Due to the Bramley 20 race tomorrow, I tactically chose to rein myself in and only run at threshold pace. Without a warm-up mile, going into the run with a cold start wasn’t pleasant. The run itself was nothing special and to be perfectly honest, I ran it mainly to go towards earning my 100 club t-shirt now that I’m pretty close (83 runs completed). I pretty much nailed the pacing, as you can see from how smooth the pacing graph is. Speeding up towards the end, one noob decided to not run through the finish line and stopped dead right in front of me as I was coming back in. Inevitably, I crashed right into him, the next guy along smacking into me and the next guy smacking into him. The plonker then took his barcode out to try and get it scanned by the finish line marshal and started walking the wrong way back towards the runners now crossing the finish line! How could one guy get it so, so wrong?

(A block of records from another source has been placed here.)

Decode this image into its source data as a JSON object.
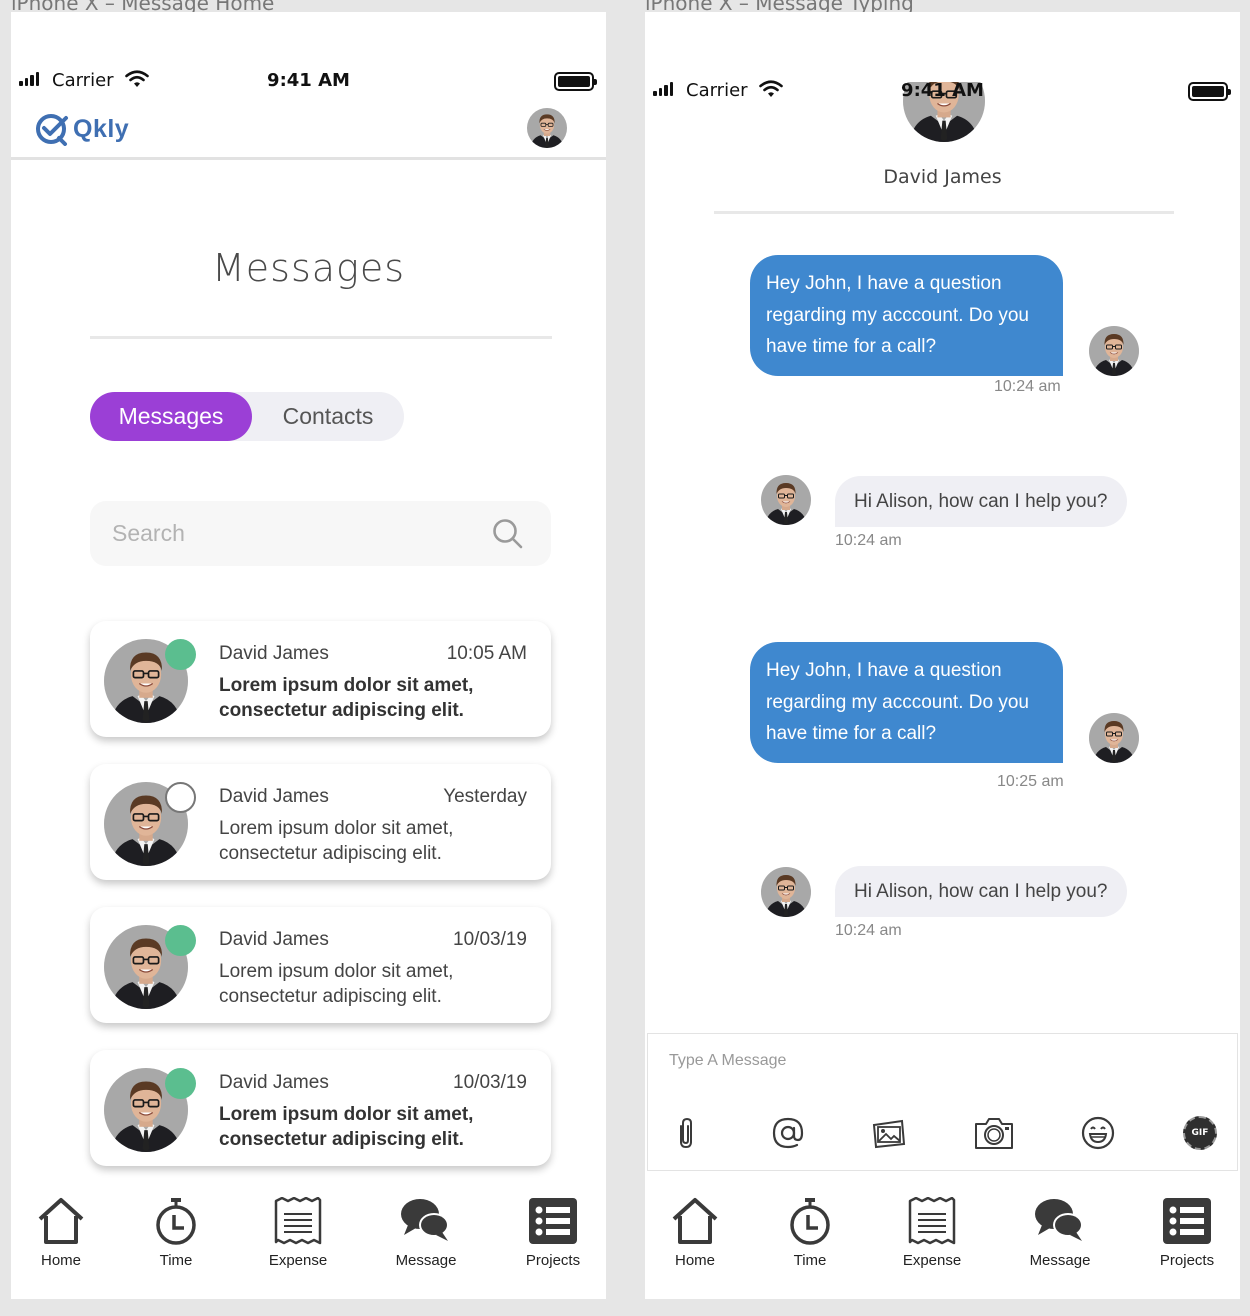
{
  "artboards": {
    "left_label": "iPhone X – Message Home",
    "right_label": "iPhone X – Message Typing"
  },
  "status_bar": {
    "carrier": "Carrier",
    "time": "9:41 AM"
  },
  "screen1": {
    "logo_text": "Qkly",
    "title": "Messages",
    "tabs": {
      "active": "Messages",
      "inactive": "Contacts"
    },
    "search_placeholder": "Search",
    "colors": {
      "accent_purple": "#9b3fd6",
      "online": "#5bbe8f",
      "brand_blue": "#3f6fb2"
    },
    "conversations": [
      {
        "name": "David James",
        "time": "10:05 AM",
        "message": "Lorem ipsum dolor sit amet, consectetur adipiscing elit.",
        "unread": true,
        "online": true
      },
      {
        "name": "David James",
        "time": "Yesterday",
        "message": "Lorem ipsum dolor sit amet, consectetur adipiscing elit.",
        "unread": false,
        "online": false
      },
      {
        "name": "David James",
        "time": "10/03/19",
        "message": "Lorem ipsum dolor sit amet, consectetur adipiscing elit.",
        "unread": false,
        "online": true
      },
      {
        "name": "David James",
        "time": "10/03/19",
        "message": "Lorem ipsum dolor sit amet, consectetur adipiscing elit.",
        "unread": true,
        "online": true
      }
    ]
  },
  "screen2": {
    "contact_name": "David James",
    "messages": [
      {
        "direction": "out",
        "text": "Hey John, I have a question regarding my acccount. Do you have time for a call?",
        "time": "10:24 am"
      },
      {
        "direction": "in",
        "text": "Hi Alison, how can I help you?",
        "time": "10:24 am"
      },
      {
        "direction": "out",
        "text": "Hey John, I have a question regarding my acccount. Do you have time for a call?",
        "time": "10:25 am"
      },
      {
        "direction": "in",
        "text": "Hi Alison, how can I help you?",
        "time": "10:24 am"
      }
    ],
    "composer_placeholder": "Type A Message",
    "composer_tools": [
      "paperclip-icon",
      "at-sign-icon",
      "image-icon",
      "camera-icon",
      "emoji-icon",
      "gif-icon"
    ],
    "gif_label": "GIF",
    "colors": {
      "outgoing_bubble": "#3f88cf",
      "incoming_bubble": "#efeff4"
    }
  },
  "nav": {
    "items": [
      {
        "label": "Home",
        "icon": "home-icon"
      },
      {
        "label": "Time",
        "icon": "stopwatch-icon"
      },
      {
        "label": "Expense",
        "icon": "receipt-icon"
      },
      {
        "label": "Message",
        "icon": "chat-bubbles-icon"
      },
      {
        "label": "Projects",
        "icon": "list-icon"
      }
    ]
  }
}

I helped myself to some post-run nutrition in the shape of some very nice “6” shaped shortbread cookies that somebody had kindly baked, whilst having a debrief with Daniel who had just dipped under 20 minutes with 19:54. The heavens then opened up for a torrential downpour that soaked everyone and everything. I truly felt sorry for the runners still out on the course, but even more so for the marshals and volunteers that would have to wait until the last runner had finished. To these people that lay on a free timed 5k for us each week, I tip my imaginary hat to you!

Take a look at the Garmin data here.

Bramley 20

For the full write-up of my Bramley 20 experience, please head over here.

Here’s this week’s entry from Mark Remy’s The Runner’s Rule Book:

Never leave a man behind…

Unless he insists he’s okay with it.

Even on group runs of just three or four people, sometimes one runner will fall off the pace and drift behind. This may happen even if no one is particularly “pushing the pace” and even if the straggler doesn’t have a habit of telling knock-knock jokes (though this might increase his odds of being dropped).

This leaves the lead group with several choices.

A. Continue at their faster pace and leave the straggler to his own devices.

B. Slow down until the straggler until the straggler catches up, and then either:

1. Maintain this slower pace for the duration of the run.


2. Resume the previous,  and see if the straggler can hold on.

C. Send a delegate back to assess the situation and give the straggler a chance to say “You guys go ahead.”

D. Wait for a volunteer or volunteers to offer to join the straggler and finish the run with him, in effect splitting the group run into two (smaller group) runs.

Option A should never be realistically considered. Leaving someone behind without at least acknowledging the situation just ain’t right – even if he does have a horrible sense of humour.

Option B1 is nice, provided the new pace isn’t painfully slow and the remainder of the run isn’t too long; it is necessary if the straggler is the only one in the group who knows the way back.

B2 is acceptable if you know the straggler is a strong runner who likely just experienced a bad stretch and might consider a slower pace patronizing.

Options C and D are equally courteous and most likely to please the greatest number of people.

One corollary to this rule: it’s fine to ask once or twice if a straggler is okay or wants you to slow down for him. Asking three or more times, however, is more likely to annoy than to help. Take the straggler at his word and run accordingly.